Le Monde.fr avec AFP | 28.12.2012 à 12h09 • Mis à jour le 28.12.2012 à 13h49

 
 
La moindre hausse du PIB résulte de l'intégration de nouvelles informations comme la baisse dans la production de services de transport, l'investissement et la consommation de services.

La croissance de l'économie française au troisième trimestre a été révisée à la baisse à 0,1 % contre une précédente estimation de 0,2 %, a annoncé vendredi 28 décembre l'Insee, éloignant plus encore la possibilité d'atteindre l'objectif de croissance de 0,3 % du gouvernement pour 2012.

Le produit intérieur brut (PIB) de la France s'est contracté de 0,1 % au deuxième trimestre par rapport aux trois mois précédents, a précisé l'Institut national de la statistique et des études économiques (Insee), maintenant le chiffre publié en novembre.

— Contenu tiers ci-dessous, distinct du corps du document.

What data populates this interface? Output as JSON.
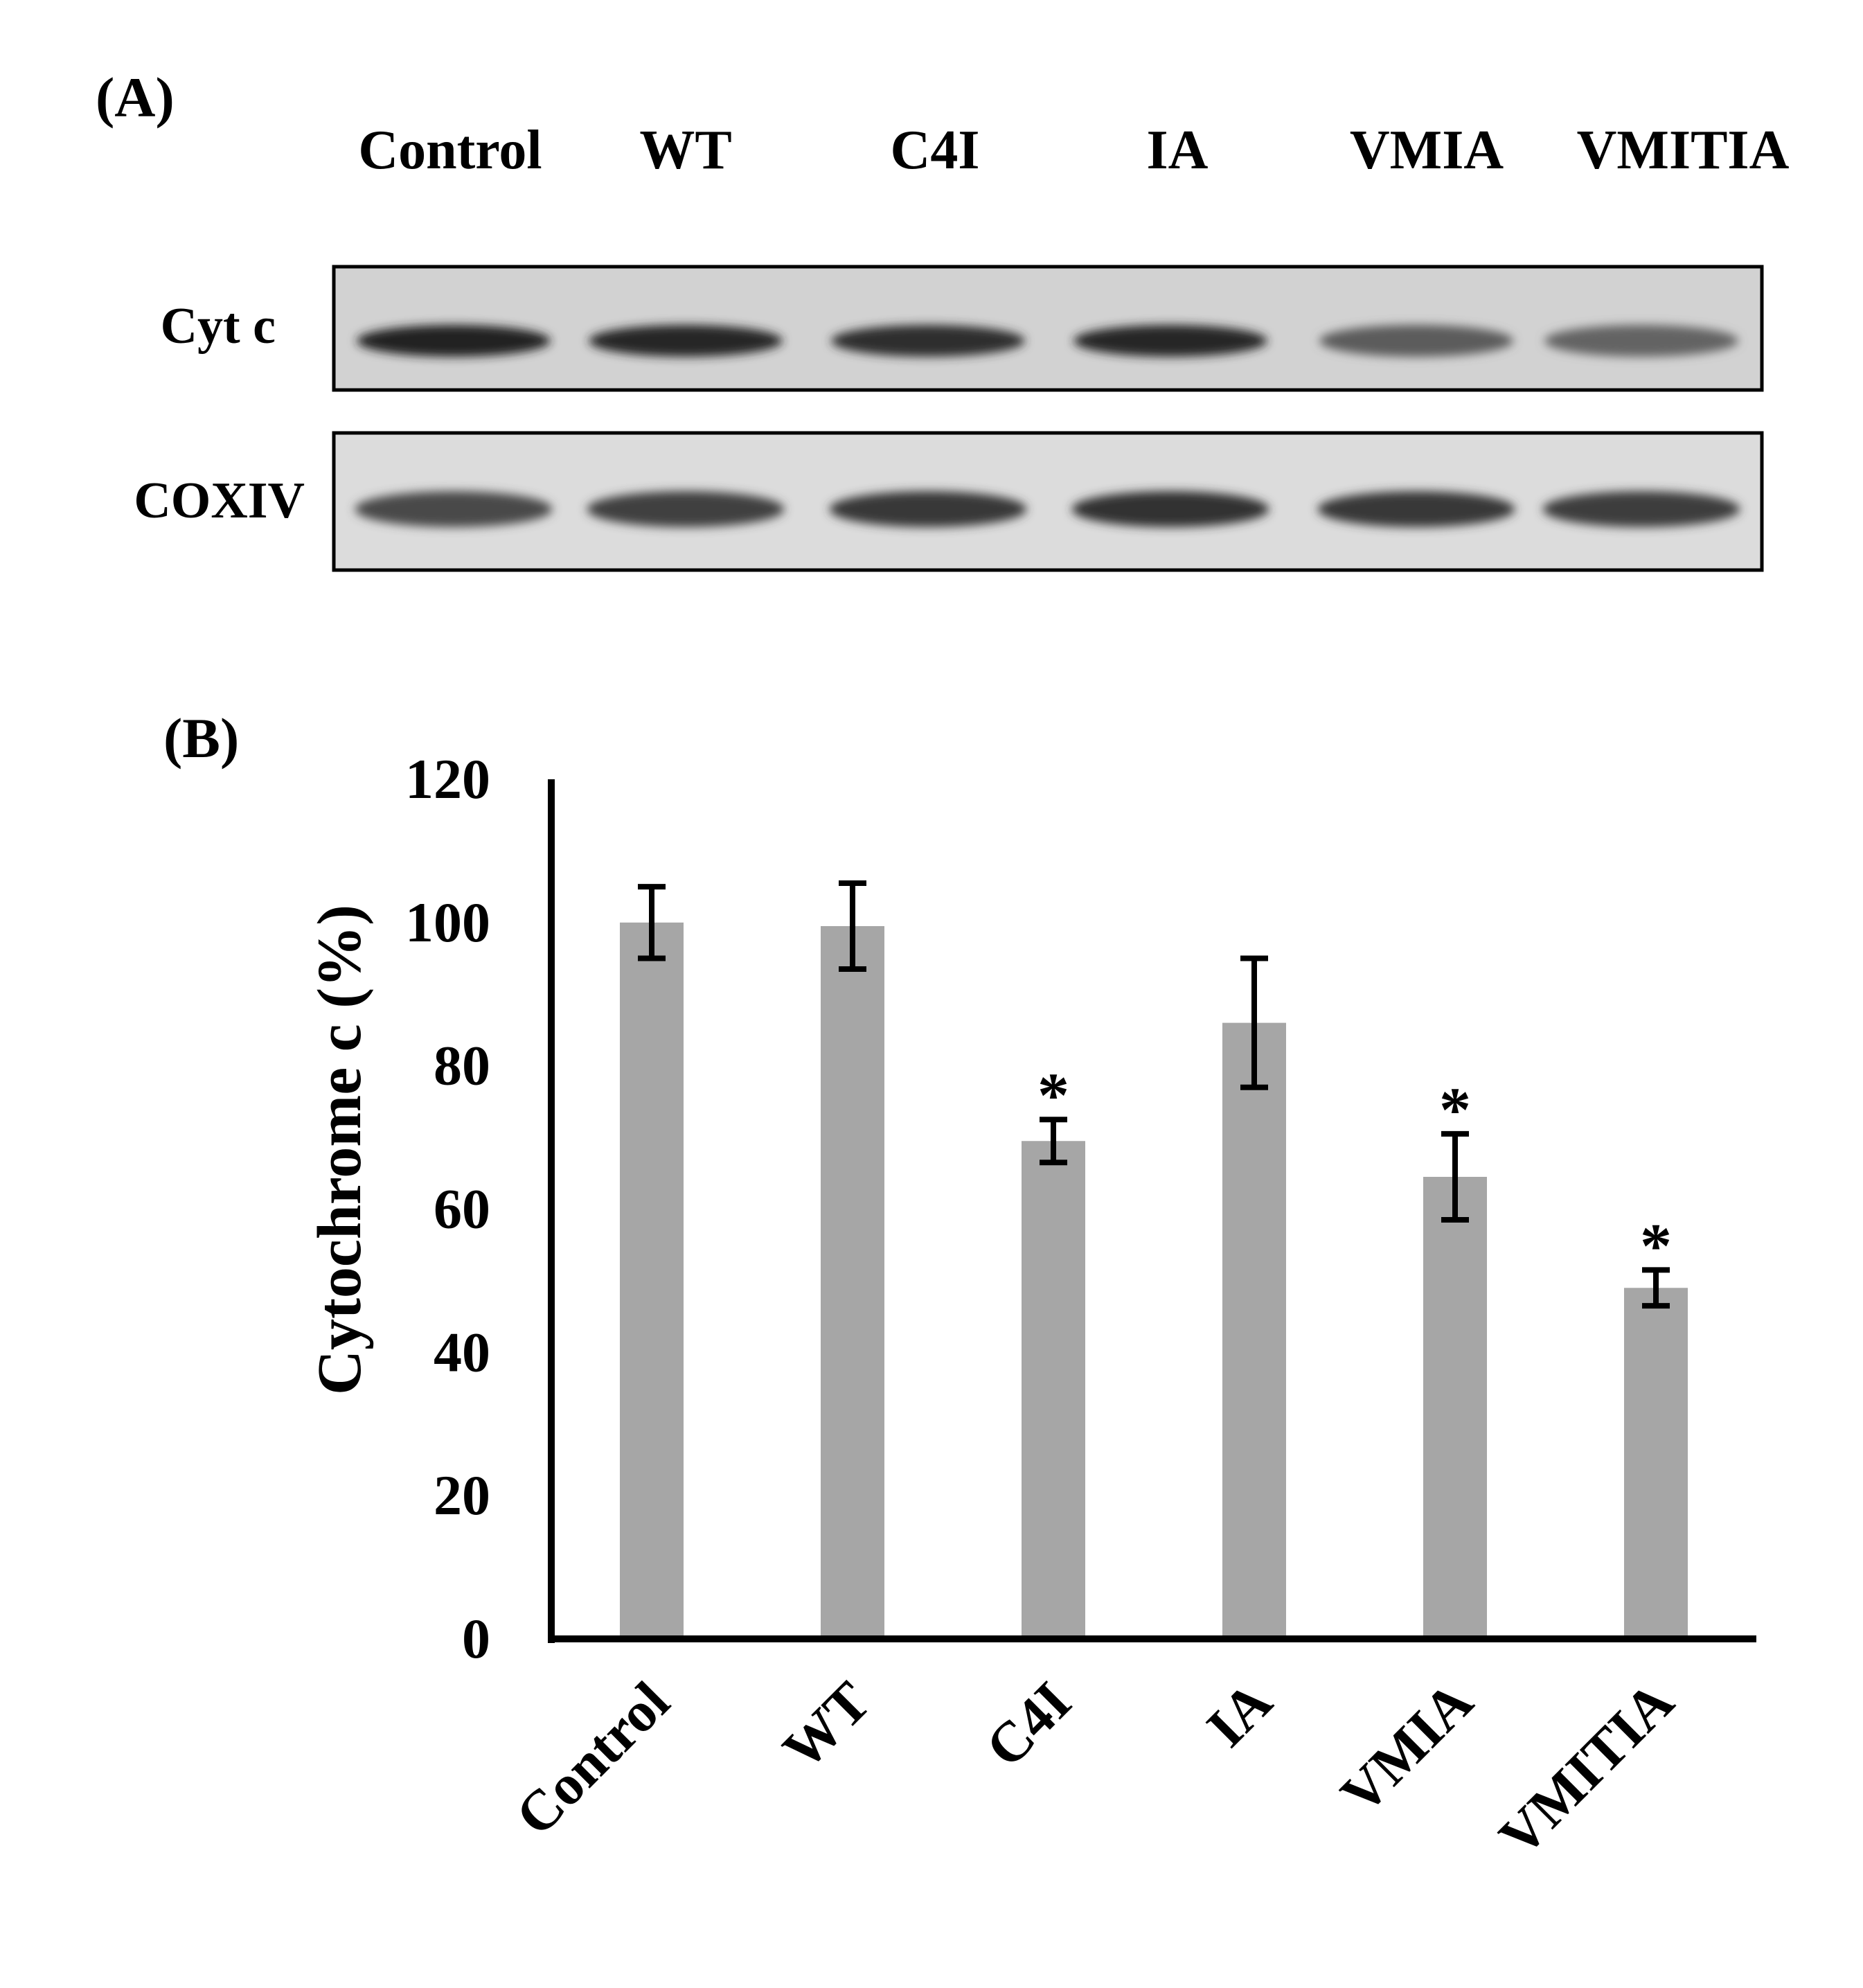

La moindre hausse du PIB au troisième trimestre par rapport à l'estimation publiée en novembre "résulte de l'intégration d'informations connues depuis lors", justifie l'Insee, "en particulier, la production de [services de] transport est désormais évaluée en recul" et l'investissement et la consommation de services sont "globalement un peu moins dynamiques".

 

L'OBJECTIF OFFICIEL DIFFICILEMENT ATTEIGNABLE

L'acquis de croissance du PIB pour l'ensemble de l'année, c'est-à-dire le résultat qui serait finalement constaté si la croissance était nulle au quatrième trimestre, a, lui aussi, été révisé en baisse par rapport à l'estimation donnée le mois dernier, à 0,1 % au lieu de 0,2 %.

Ce faible acquis rend difficilement accessible l'objectif officiel de 0,3 % de croissance en 2012 car il faudrait 0,7 % de croissance au quatrième trimestre pour y parvenir. Or, l'Insee a prévu dans sa dernière note de conjoncture publiée le 20 décembre un PIB des trois derniers mois de l'année de 0,2 % inférieur à celui des trois mois précédents.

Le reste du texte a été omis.